Запах (сборник) - Владислав Женевский
Шрифт:
Интервал:
Закладка:
Он почти дошел. До берега оставалось метра два. Но тут у него за спиной полыхнуло на полнеба, Туфель с воем дернулся и упал в реку. Какое-то мгновение Андрей балансировал на пятке, затем плюхнулся следом и тотчас вспомнил, что холод тоже может обжигать. Глубина была плевая, но он несколько секунд пробарахтался в панике, словно забыв, где у него ноги и для чего они нужны. Вынырнув наконец, вслепую рванулся к берегу, спотыкаясь и снова падая, набивая синяки, лишь бы не было так холодно, холодно, холодно. А ноги у него все-таки остались – откуда иначе дубасило такой болью? В глазах взрывались звезды, дыхание отсекло как ножом.

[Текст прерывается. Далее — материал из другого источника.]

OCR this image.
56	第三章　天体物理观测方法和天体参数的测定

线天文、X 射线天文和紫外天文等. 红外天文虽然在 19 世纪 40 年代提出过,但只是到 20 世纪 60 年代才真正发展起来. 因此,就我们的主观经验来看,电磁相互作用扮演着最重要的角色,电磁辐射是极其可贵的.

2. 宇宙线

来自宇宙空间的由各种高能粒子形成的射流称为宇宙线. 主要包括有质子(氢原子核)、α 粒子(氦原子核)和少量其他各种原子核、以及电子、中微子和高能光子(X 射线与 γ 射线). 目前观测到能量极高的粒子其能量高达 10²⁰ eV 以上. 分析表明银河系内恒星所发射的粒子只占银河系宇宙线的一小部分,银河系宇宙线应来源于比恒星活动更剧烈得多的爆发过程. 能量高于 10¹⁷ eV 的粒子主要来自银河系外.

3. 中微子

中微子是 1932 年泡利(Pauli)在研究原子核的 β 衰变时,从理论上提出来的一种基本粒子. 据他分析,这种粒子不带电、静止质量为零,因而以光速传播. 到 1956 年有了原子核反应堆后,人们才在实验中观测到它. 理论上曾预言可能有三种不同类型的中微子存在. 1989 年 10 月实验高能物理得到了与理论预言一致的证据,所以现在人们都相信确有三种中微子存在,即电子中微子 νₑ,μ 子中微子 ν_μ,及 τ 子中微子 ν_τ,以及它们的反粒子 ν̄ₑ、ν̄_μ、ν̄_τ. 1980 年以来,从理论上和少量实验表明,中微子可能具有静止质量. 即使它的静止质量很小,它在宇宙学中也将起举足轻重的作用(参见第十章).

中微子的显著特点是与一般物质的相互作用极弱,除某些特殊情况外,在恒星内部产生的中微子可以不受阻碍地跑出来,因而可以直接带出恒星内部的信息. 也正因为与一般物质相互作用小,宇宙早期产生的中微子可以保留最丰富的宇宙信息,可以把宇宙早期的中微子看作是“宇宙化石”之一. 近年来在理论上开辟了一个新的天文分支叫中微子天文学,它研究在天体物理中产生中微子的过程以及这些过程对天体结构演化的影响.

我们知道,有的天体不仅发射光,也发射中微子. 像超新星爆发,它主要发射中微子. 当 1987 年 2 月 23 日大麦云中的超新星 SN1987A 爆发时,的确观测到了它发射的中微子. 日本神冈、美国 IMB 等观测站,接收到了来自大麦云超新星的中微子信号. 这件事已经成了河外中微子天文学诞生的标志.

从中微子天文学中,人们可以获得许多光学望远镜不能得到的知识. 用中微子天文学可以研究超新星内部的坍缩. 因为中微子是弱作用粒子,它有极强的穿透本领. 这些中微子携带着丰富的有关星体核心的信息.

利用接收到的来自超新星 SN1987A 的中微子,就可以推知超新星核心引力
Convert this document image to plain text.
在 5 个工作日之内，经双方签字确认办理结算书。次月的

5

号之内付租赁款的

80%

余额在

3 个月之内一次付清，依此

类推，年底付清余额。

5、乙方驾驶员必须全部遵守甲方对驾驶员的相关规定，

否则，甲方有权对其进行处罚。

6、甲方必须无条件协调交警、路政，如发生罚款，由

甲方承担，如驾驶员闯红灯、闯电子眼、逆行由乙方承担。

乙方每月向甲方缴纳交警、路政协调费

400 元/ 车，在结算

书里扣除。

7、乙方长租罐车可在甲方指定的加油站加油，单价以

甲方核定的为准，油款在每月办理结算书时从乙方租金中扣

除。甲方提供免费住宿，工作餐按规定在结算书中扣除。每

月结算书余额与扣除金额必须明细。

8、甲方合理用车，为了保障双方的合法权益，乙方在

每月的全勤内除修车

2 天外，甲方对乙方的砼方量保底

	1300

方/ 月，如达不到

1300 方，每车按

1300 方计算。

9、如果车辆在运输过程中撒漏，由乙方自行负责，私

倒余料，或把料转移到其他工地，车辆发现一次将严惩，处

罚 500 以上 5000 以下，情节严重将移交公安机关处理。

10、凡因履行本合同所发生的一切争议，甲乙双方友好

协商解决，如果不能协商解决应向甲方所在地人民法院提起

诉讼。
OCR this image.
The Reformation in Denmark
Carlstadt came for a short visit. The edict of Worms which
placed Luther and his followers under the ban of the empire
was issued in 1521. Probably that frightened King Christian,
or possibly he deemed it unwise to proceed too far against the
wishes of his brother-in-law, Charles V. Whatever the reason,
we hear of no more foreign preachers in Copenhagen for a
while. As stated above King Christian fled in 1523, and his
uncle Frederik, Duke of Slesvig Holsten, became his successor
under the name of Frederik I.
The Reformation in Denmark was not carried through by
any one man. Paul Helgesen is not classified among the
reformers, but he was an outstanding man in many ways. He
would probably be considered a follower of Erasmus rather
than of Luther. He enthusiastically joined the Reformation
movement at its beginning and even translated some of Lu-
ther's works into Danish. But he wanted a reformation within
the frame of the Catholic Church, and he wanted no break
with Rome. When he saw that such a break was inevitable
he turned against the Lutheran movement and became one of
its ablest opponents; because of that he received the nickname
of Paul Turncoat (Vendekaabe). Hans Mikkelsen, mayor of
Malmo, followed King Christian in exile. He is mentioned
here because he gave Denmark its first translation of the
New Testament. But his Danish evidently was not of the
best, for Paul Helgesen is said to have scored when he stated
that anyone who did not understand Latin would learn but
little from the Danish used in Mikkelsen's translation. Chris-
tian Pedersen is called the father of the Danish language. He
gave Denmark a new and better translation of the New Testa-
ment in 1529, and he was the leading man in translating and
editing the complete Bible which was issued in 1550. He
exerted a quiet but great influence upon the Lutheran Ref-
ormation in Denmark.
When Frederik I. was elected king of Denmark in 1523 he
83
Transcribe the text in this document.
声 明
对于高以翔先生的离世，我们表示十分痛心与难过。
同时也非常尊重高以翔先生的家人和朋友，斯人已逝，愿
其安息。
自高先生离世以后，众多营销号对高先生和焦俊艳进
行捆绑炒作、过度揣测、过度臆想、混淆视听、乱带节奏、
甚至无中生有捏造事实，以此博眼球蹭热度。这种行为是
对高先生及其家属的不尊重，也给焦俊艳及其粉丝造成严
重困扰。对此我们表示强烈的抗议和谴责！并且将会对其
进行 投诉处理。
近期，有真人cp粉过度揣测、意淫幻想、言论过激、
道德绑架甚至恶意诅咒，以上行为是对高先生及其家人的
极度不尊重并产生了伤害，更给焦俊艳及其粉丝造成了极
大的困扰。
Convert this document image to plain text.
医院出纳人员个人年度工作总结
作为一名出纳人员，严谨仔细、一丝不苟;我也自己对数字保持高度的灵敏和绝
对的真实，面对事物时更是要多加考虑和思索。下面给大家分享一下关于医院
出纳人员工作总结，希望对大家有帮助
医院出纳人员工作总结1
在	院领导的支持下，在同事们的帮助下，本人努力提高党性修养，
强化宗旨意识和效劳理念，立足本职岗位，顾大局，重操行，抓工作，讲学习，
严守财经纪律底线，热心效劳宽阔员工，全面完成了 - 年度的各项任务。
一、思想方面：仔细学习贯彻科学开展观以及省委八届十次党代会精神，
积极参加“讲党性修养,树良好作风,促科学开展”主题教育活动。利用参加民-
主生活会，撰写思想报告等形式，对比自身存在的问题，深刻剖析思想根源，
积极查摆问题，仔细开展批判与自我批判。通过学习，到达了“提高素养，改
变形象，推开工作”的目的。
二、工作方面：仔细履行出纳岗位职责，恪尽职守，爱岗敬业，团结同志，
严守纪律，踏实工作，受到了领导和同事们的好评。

Когда сознание прилило обратно, он обнаружил, что валяется на гальке и бешено растирает голые ступни, точно пытаясь высечь огонь. Понемногу заледенелая плоть начала отходить, и в голове заворочались вопросы, которые требовали немедленных ответов. Сначала очки. Рукам тоже не поздоровилось, пальцы стали совершенно деревянные, ими кто-то неумело управлял по спутниковой связи. Галька, галька, сучок, ракушка, галька. Вот. Дужка.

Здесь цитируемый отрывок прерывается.